As it turned out, I had a little help in a very unexpected way. Eslam, my regular driver was away in Sharm El Sheikh because he was getting married. He trained a replacement driver who didn’t show up at 6:30 in the morning as planned. I am not sure if he is still employed or not but, with a few apologies, I was assigned yet another driver who seemed pretty good … for one day. Yesterday he showed up with a severely pushed in front grill and hood with steam hissing out into the morning air. He doesn’t speak much English but I think I heard something about hitting a dog. It must have been a verrry big dog! Anyway, he was well prepared because he had a two litre water bottle and managed to find another one on the side of the road along with some tap water. We were hardly out of Maadi in the morning traffic when the temperature gauge reached it’s maximum so we sputtered our way over the side of the road whereby he got out and somehow filled the boiling radiator with water. Within minutes we were on our way again but the worried look on his face didn’t give me much confidence. Nor should it have because the gauge topped out so we pulled over again but … empty bottles don’t cool radiators. The driver jumped over a couple of barriers, ran to a building and managed to once again fill the bottles and subsequently the radiator. But, guess what? We went for another five minutes and the amount of steam coming from under the hood told us that it was game over. This car wasn’t going anywhere. Of course, while this was happening I made a phone call to the school and made sure that a backup vehicle was on it’s way to pick us up.
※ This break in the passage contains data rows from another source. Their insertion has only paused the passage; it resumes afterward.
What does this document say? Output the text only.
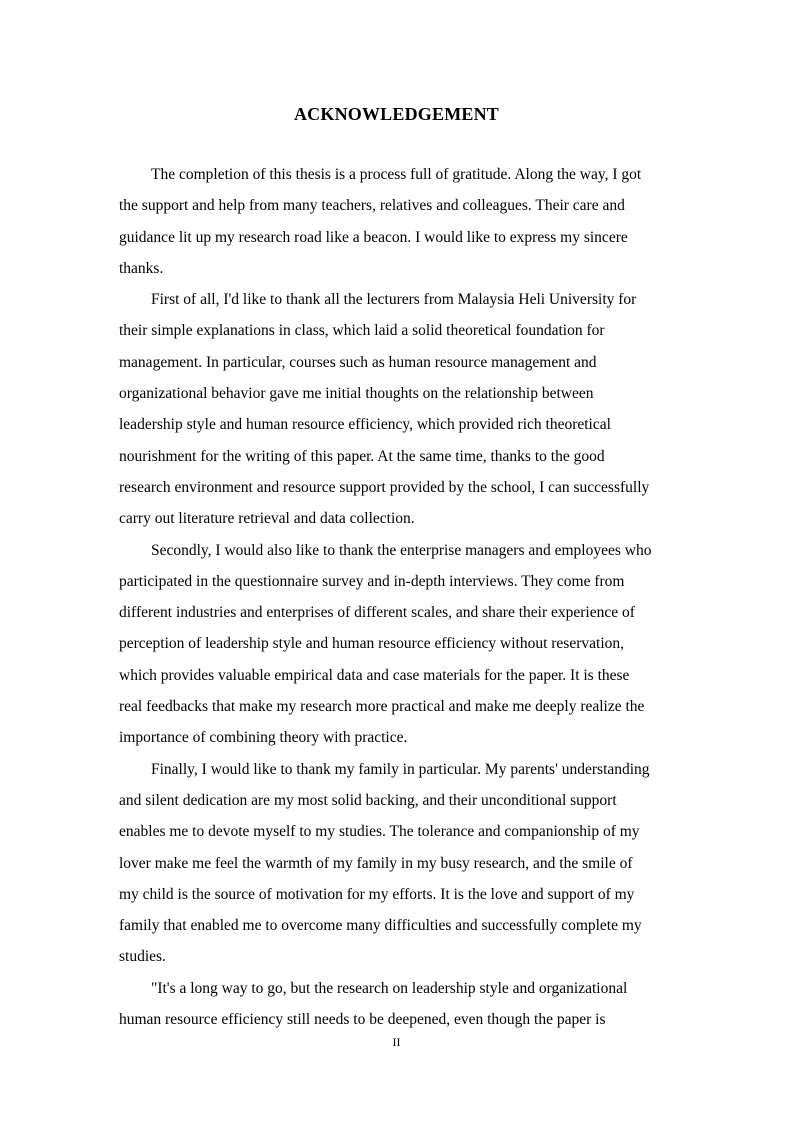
ACKNOWLEDGEMENT
The completion of this thesis is a process full of gratitude. Along the way, I got
the support and help from many teachers, relatives and colleagues. Their care and
guidance lit up my research road like a beacon. I would like to express my sincere
thanks.
First of all, I'd like to thank all the lecturers from Malaysia Heli University for
their simple explanations in class, which laid a solid theoretical foundation for
management. In particular, courses such as human resource management and
organizational behavior gave me initial thoughts on the relationship between
leadership style and human resource efficiency, which provided rich theoretical
nourishment for the writing of this paper. At the same time, thanks to the good
research environment and resource support provided by the school, I can successfully
carry out literature retrieval and data collection.
Secondly, I would also like to thank the enterprise managers and employees who
participated in the questionnaire survey and in-depth interviews. They come from
different industries and enterprises of different scales, and share their experience of
perception of leadership style and human resource efficiency without reservation,
which provides valuable empirical data and case materials for the paper. It is these
real feedbacks that make my research more practical and make me deeply realize the
importance of combining theory with practice.
Finally, I would like to thank my family in particular. My parents' understanding
and silent dedication are my most solid backing, and their unconditional support
enables me to devote myself to my studies. The tolerance and companionship of my
lover make me feel the warmth of my family in my busy research, and the smile of
my child is the source of motivation for my efforts. It is the love and support of my
family that enabled me to overcome many difficulties and successfully complete my
studies.
"It's a long way to go, but the research on leadership style and organizational
human resource efficiency still needs to be deepened, even though the paper is

II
This ‘car event’ was a bit of a ‘serendipity’ with respect to the above mentioned photographic challenge. You see, for the past month I had wanted to photograph a little mosque that sits by itself on the side of the highway, the donkeys that pull wooden carts down the side of the road, and the assortment of different types of modified motorcycles, cars, vans, and trucks that flood the road each day. By chance, the car died directly in front of the mosque. While waiting for a replacement vehicle I stood on the side of the busy highway in blowing sand and managed to make my photographs. They are not perfect because of the flow of traffic and light posts but they do tell the story.
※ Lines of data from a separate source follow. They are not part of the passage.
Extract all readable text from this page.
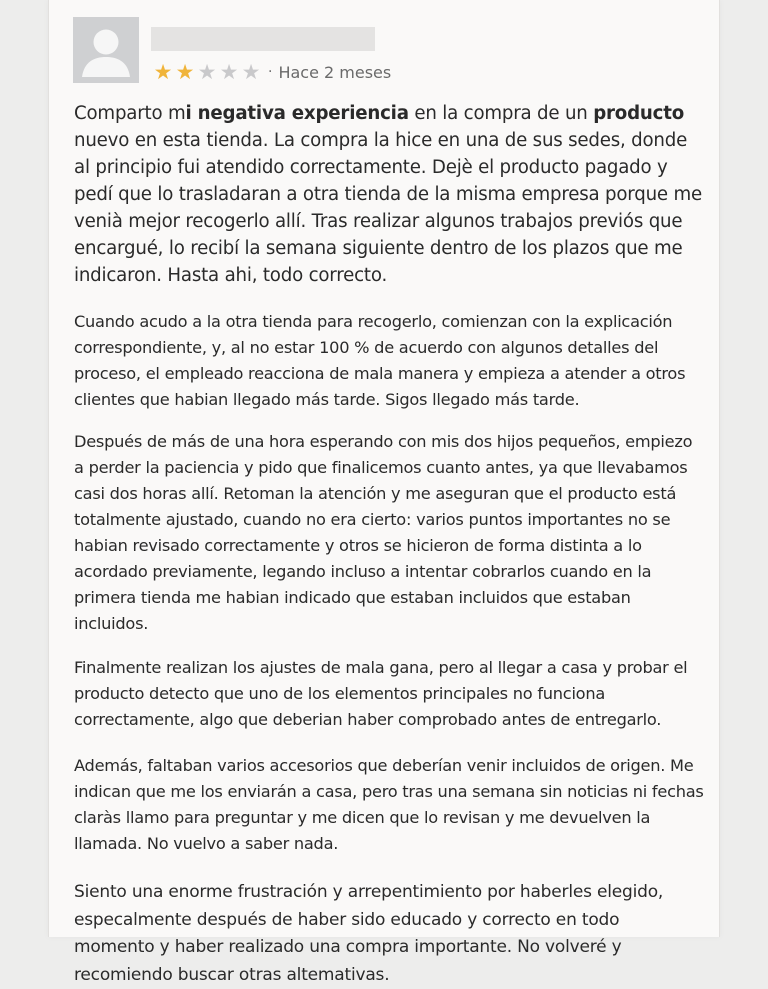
★ ★ ★ ★ ★ · Hace 2 meses

Comparto mi negativa experiencia en la compra de un producto nuevo en esta tienda. La compra la hice en una de sus sedes, donde al principio fui atendido correctamente. Dejè el producto pagado y pedí que lo trasladaran a otra tienda de la misma empresa porque me venià mejor recogerlo allí. Tras realizar algunos trabajos previós que encargué, lo recibí la semana siguiente dentro de los plazos que me indicaron. Hasta ahi, todo correcto.

Cuando acudo a la otra tienda para recogerlo, comienzan con la explicación correspondiente, y, al no estar 100 % de acuerdo con algunos detalles del proceso, el empleado reacciona de mala manera y empieza a atender a otros clientes que habian llegado más tarde. Sigos llegado más tarde.

Después de más de una hora esperando con mis dos hijos pequeños, empiezo a perder la paciencia y pido que finalicemos cuanto antes, ya que llevabamos casi dos horas allí. Retoman la atención y me aseguran que el producto está totalmente ajustado, cuando no era cierto: varios puntos importantes no se habian revisado correctamente y otros se hicieron de forma distinta a lo acordado previamente, legando incluso a intentar cobrarlos cuando en la primera tienda me habian indicado que estaban incluidos que estaban incluidos.

Finalmente realizan los ajustes de mala gana, pero al llegar a casa y probar el producto detecto que uno de los elementos principales no funciona correctamente, algo que deberian haber comprobado antes de entregarlo.

Además, faltaban varios accesorios que deberían venir incluidos de origen. Me indican que me los enviarán a casa, pero tras una semana sin noticias ni fechas claràs llamo para preguntar y me dicen que lo revisan y me devuelven la llamada. No vuelvo a saber nada.

Siento una enorme frustración y arrepentimiento por haberles elegido, especalmente después de haber sido educado y correcto en todo momento y haber realizado una compra importante. No volveré y recomiendo buscar otras altemativas.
The ‘big’ adventure story is only in the early stages of development but there will be much written about it in the future. When I first took on this role as ‘superintendent’ I (as well as others) kind of joked about being superintendent of only one school. This past week BCCIS has taken over the operation of the El Gouna International School that is located in the resort town of El Gouna on the Red Sea. In a couple of weeks Cynthia and I will be spending time (poor us) in El Gouna as my role is to get to know how the school operates and help with growth and improvement. As with my work at BCCIS, I will find this work highly exciting and rewarding and I am looking forward to the challenge. The pictures below tell part of the story of what our time in El Gouna might look like.
Oh, did I mention the new, ultra modern BCCIS Offshore School that is to open in September 2017 in Dubai? Will Mr. Bob ever ‘re-retire’?